Warum die Geschwister Weisheit dem kleinen Dorf Plöwen die Treue halten

Am Wochenende tritt die Hochseiltruppe „Geschwister Weisheit” aus Gotha mehrmals in Plöwen auf. Dorf und Artistenfamilie verbindet eine 38-jährige Freundschaft.
Plöwen

Solche Momente sind für André Weisheit im Sommer selten. Er legt das Buch zur Seite und sagt fast entschuldigend „Fachliteratur...“. Also Literatur über Hochseilartistik? Schon möglich. Seit Montag gastiert die europaweit bekannteste Hochseil-Artistenfamilie, die Geschwister Weisheit, in Plöwen. Am Dienstag hatten sie bereits die rund 60 Meter hohen Hochmasten und die Seile über den Reitplatz gespannt. Sogar die drei Motorräder hatten da bereits ihre Plätze in luftiger Höhe gefunden. Am Mittwoch war also Zeit für Entspannung und für ein Buch.

1981 holte LPG-Vorsitzender Karl Zunk die Truppe das erste Mal in den Ort. Plöwen feierte die Kulturfesttage auf dem Lande. Der Vorsitzende wollte seinen Leuten etwas bieten. Vom ersten Tag an stimmte die Chemie zwischen der Artisten-Familie und dem Dorf. Nur die Plöwener wissen, wie Zunk und die anderen Familien das geschafft haben. Die Artisten lernten Hoboms, Riemers, Zunks und viele andere kennen. „Als Kind, ich war 13, war ich sogar in den Ferien hier“, erzählt André Weisheit. Das verbindet. 1990 folgte der nächste Auftritt in Plöwen. Das war genau die Zeit, als das Geld überall knapp war und die DDR-Hochseiltruppe nicht wusste, wie die Zukunft aussehen wird. Hilfe in so einer Zeit vergisst man nicht! 1998, 2003, 2008 folgten weitere Gastspiele.
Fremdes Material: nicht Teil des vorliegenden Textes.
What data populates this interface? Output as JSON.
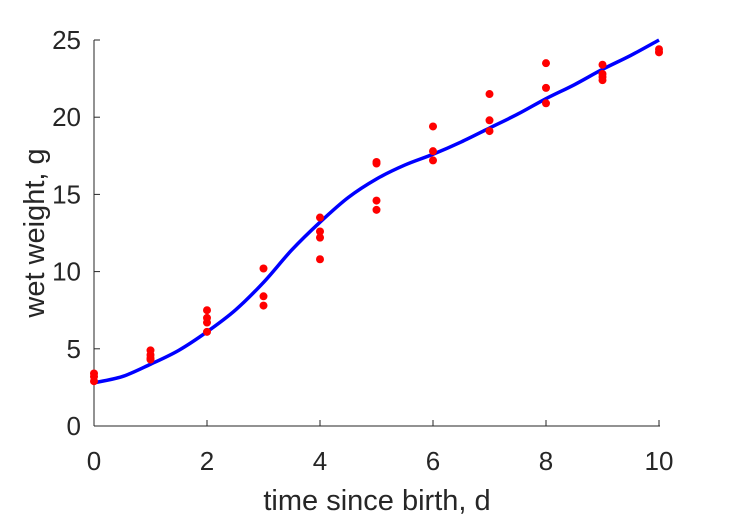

Alle 20 Familienmitglieder leben von der Hochseil-Artistik

„Auftritte in einem so kleinen Dorf sind heute die absolute Ausnahme“, sagt André Weisheit. Der Grund liegt auf der Hand: Zur Familie gehören knapp 20 Personen. Sie alle leben von der Hochseilartistik. Ihre Auftritte werden größtenteils über den Eintritt bezahlt. Die Artistenfamilie muss also dort sein, wo das Leben brummt. „Unser Geld müssen wir in rund 25 bis 30 Wochen des Jahres verdienen. In den anderen Wochen wird im Heimatort unter anderem die Technik gewartet. In dem Sinn gibt es keine Winterpause.“

Die Geschwister Weisheit sind heute bundesweit unterwegs, unter anderem gastierten sie mehrmals in den Niederlanden. 2011 gewann die Hochseiltruppe beim Zirkusfestival von Monte Carlo den Ehrenpreis der Jury und den Preis der deutschen Zirkusfreunde. Damit wurden die Spitzenleistungen der Hochseilartisten seit vielen Jahrzehnten anerkannt.

Von diesen Leistungen überzeugen können sich die Besucher des Reit- und Springturniers in Plöwen am Sonnabend und am Sonntag. Am Samstag präsentiert die Truppe um 18.30 Uhr die Hochseilshow und um 21.30 Uhr die Hochmast- und Motorradshow im Scheinwerferlicht. Am Sonntag gibt es um 17 Uhr die große Abschlussveranstaltung zu sehen. In dem Ort wird unter anderem die Fünf-Personen-Pyramide als Drahtseilakt auf dem Hochseil gezeigt. Eine Steilseildarbietung ohne Netz mit und ohne Balancierstange gehört zum Repertoire, ebenso die große Motorradshow mit zehn Artisten und drei Motorrädern in bis zu 40 Metern Höhe.